Cores claras, música suave de fundo, uso de atores conhecidos e repetição de slogans de fácil assimilação predominam. Em um dos filmes, a frase ‘‘Lutar contra a corrupção e melhorar a vida do povo’’ é repetida 12 vezes por estrelas do partido, entre prefeitos, deputados e o líder Luiz Inácio Lula da Silva.
Em outro filme, Lula (foto) aparece sozinho, criticando o governo pela crise de energia, mas pedindo ao povo que contribua para ajudar o Brasil. ‘‘É nossa obrigação apontar erros e denunciar os responsáveis, mas também ajudar o Brasil a sair dessa crise.
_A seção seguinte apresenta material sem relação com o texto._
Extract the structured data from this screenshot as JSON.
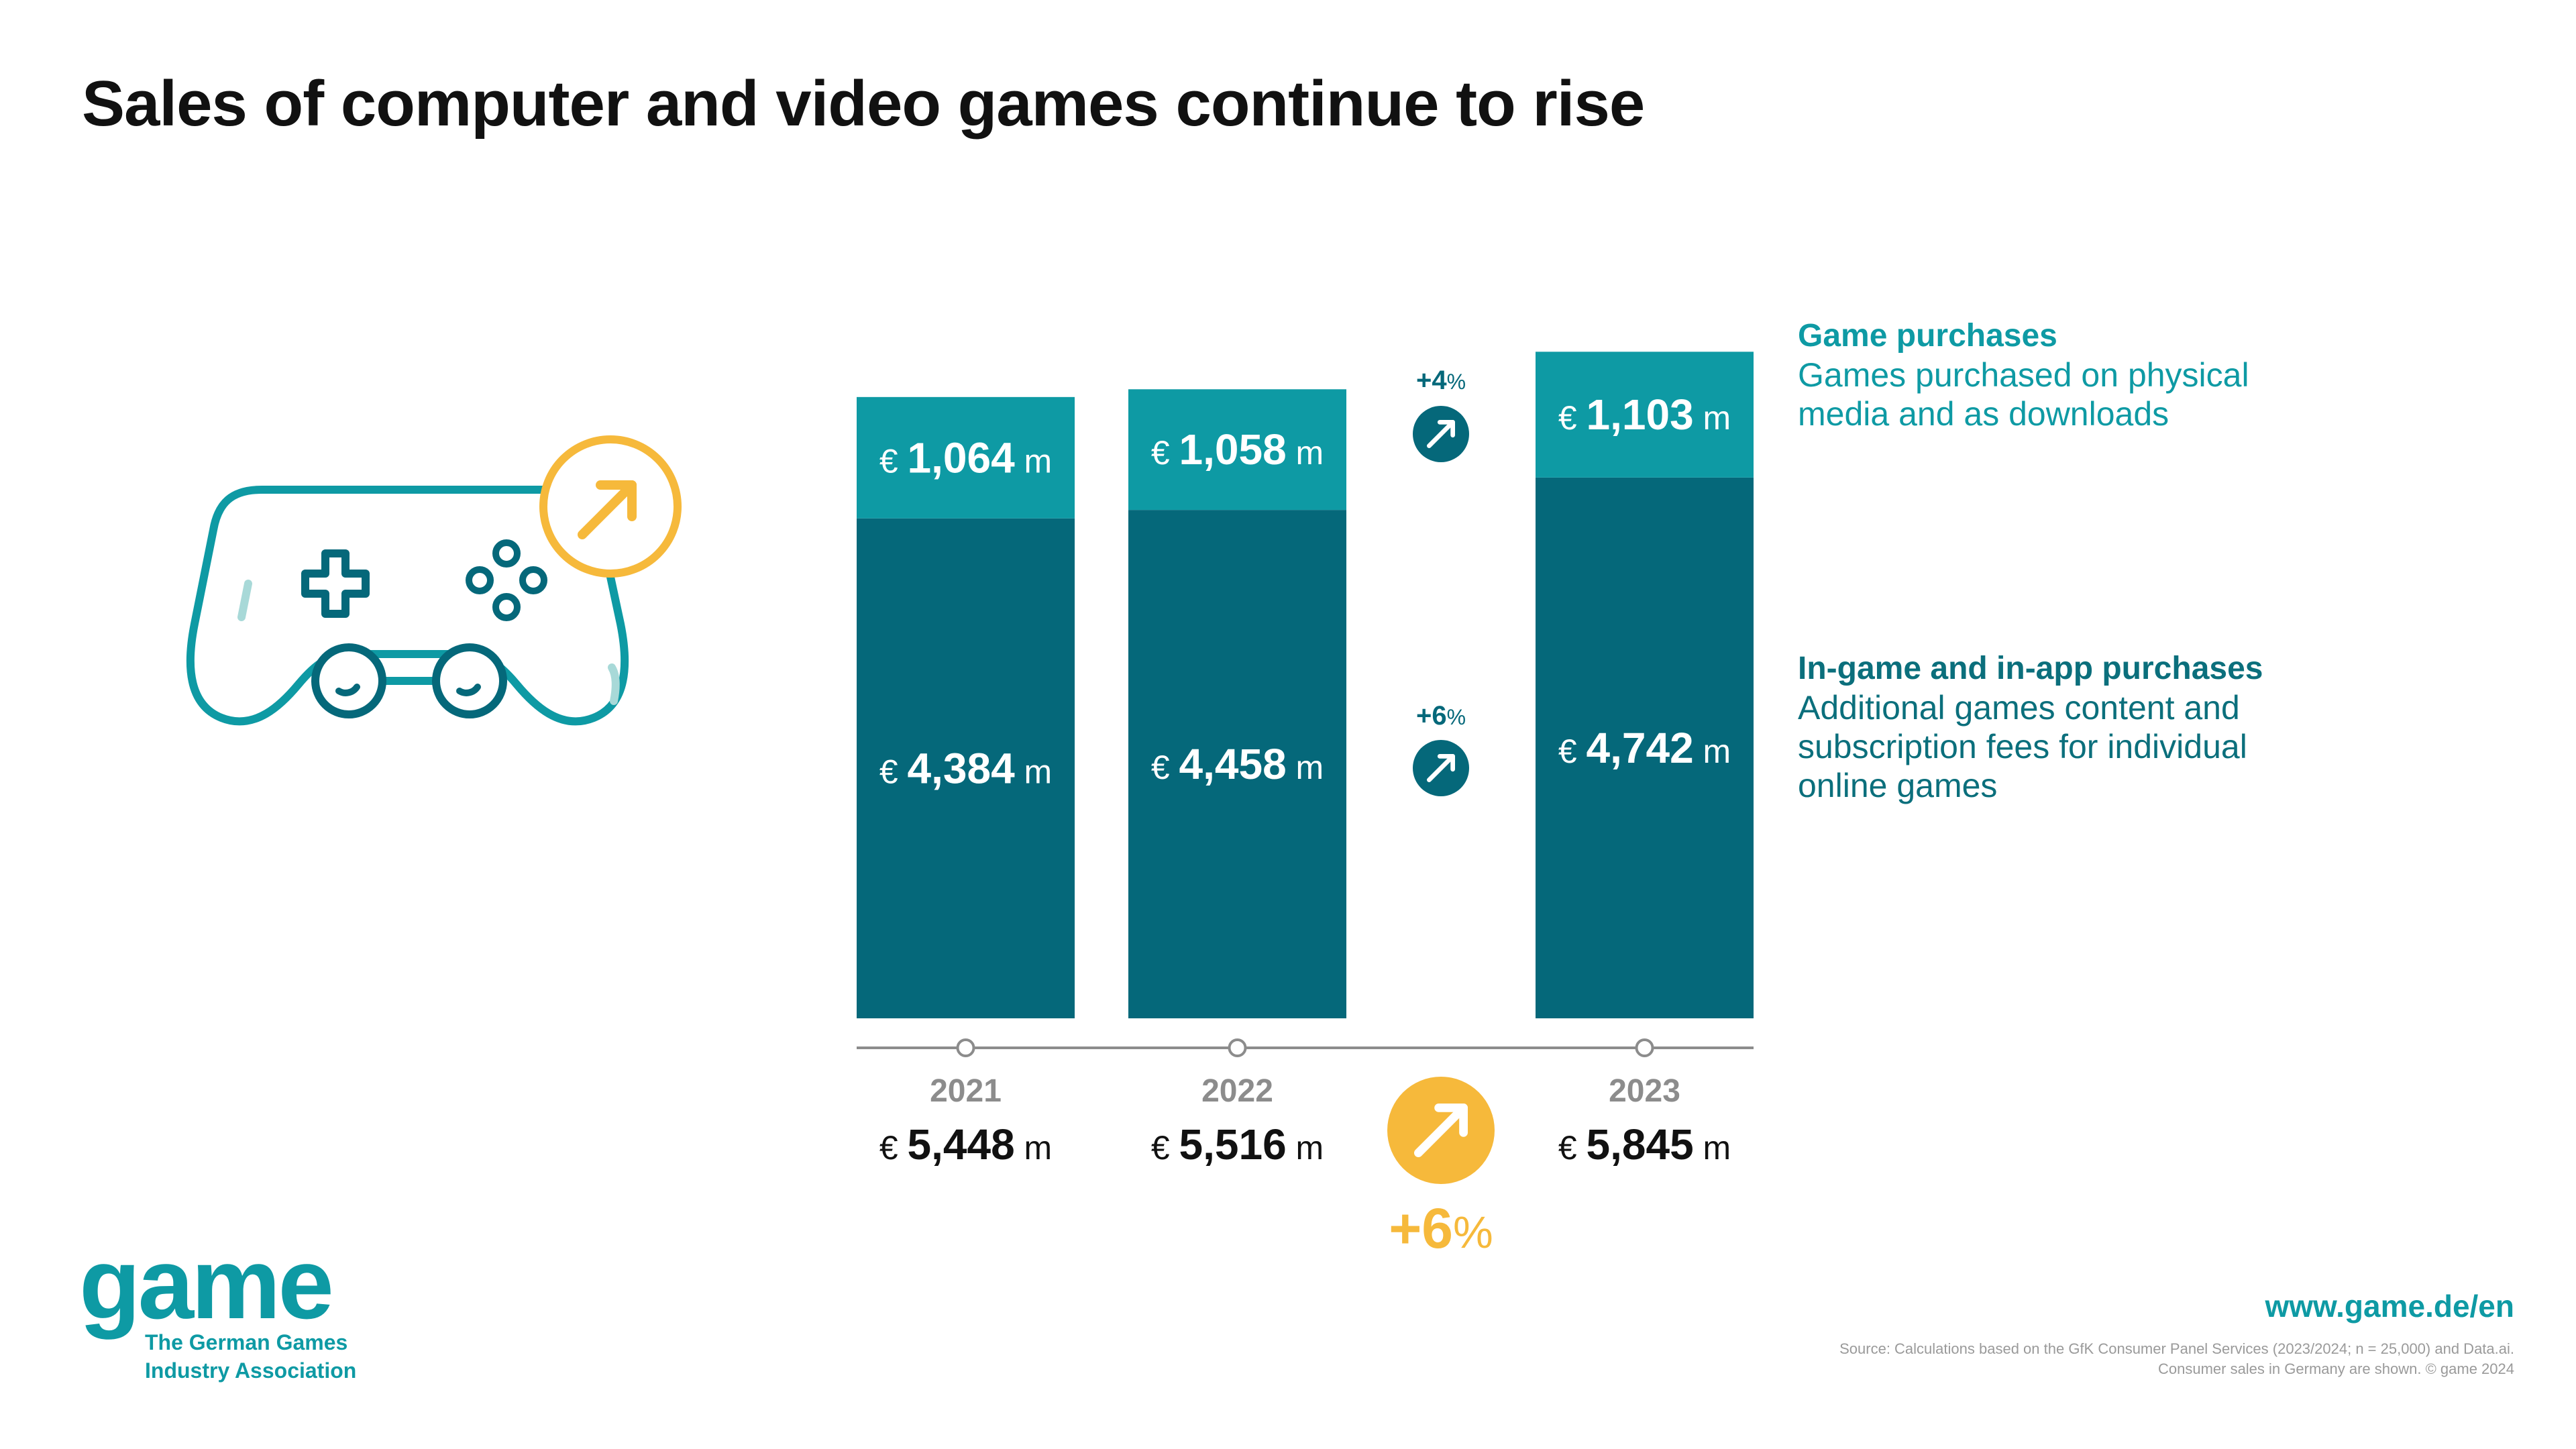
{
  "title": "Sales of computer and video games continue to rise",
  "colors": {
    "top_segment": "#0e9aa4",
    "bottom_segment": "#05687a",
    "accent": "#f6b93b",
    "axis": "#8c8c8c",
    "year_label": "#8c8c8c",
    "text_dark": "#111111"
  },
  "icons": {
    "controller": "game-controller-icon",
    "growth": "arrow-up-right-icon"
  },
  "chart_data": {
    "type": "bar",
    "stacked": true,
    "categories": [
      "2021",
      "2022",
      "2023"
    ],
    "series": [
      {
        "name": "In-game and in-app purchases",
        "values": [
          4384,
          4458,
          4742
        ]
      },
      {
        "name": "Game purchases",
        "values": [
          1064,
          1058,
          1103
        ]
      }
    ],
    "totals": [
      5448,
      5516,
      5845
    ],
    "currency": "€",
    "unit": "m",
    "value_labels": {
      "top": [
        "1,064",
        "1,058",
        "1,103"
      ],
      "bottom": [
        "4,384",
        "4,458",
        "4,742"
      ],
      "totals": [
        "5,448",
        "5,516",
        "5,845"
      ]
    },
    "growth": {
      "top": {
        "value": "+4",
        "suffix": "%"
      },
      "bottom": {
        "value": "+6",
        "suffix": "%"
      },
      "total": {
        "value": "+6",
        "suffix": "%"
      }
    },
    "ylim": [
      0,
      6000
    ],
    "grid": false
  },
  "legend": {
    "top": {
      "title": "Game purchases",
      "desc": [
        "Games purchased on physical",
        "media and as downloads"
      ]
    },
    "bottom": {
      "title": "In-game and in-app purchases",
      "desc": [
        "Additional games content and",
        "subscription fees for individual",
        "online games"
      ]
    }
  },
  "brand": {
    "name": "game",
    "subtitle": [
      "The German Games",
      "Industry Association"
    ]
  },
  "url": "www.game.de/en",
  "source": [
    "Source: Calculations based on the GfK Consumer Panel Services (2023/2024; n = 25,000) and Data.ai.",
    "Consumer sales in Germany are shown. © game 2024"
  ]
}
Economize energia. Afinal, o Brasil precisa de todos nós.’’
Os comerciais que utilizam atores têm formato de um ‘‘bate-papo’’ com o espectador. Em um deles, Norton Nascimento, em um cenário totalmente branco, fala do ‘‘medo de sonhar, o pior de todos os medos’’.
‘‘Levante a cabeça, respire fundo e diga para você mesmo: eu não nasci para isso, eu mereço muito mais’’, diz. A referência do partido aparece somente nos segundos finais do programa.
No filme com a atriz Giulia Gam, o espectador é convidado a responder a perguntas como ‘‘qual o partido que mais defende os pobres?’’ e ‘‘qual o que mais combate a corrupção?’’.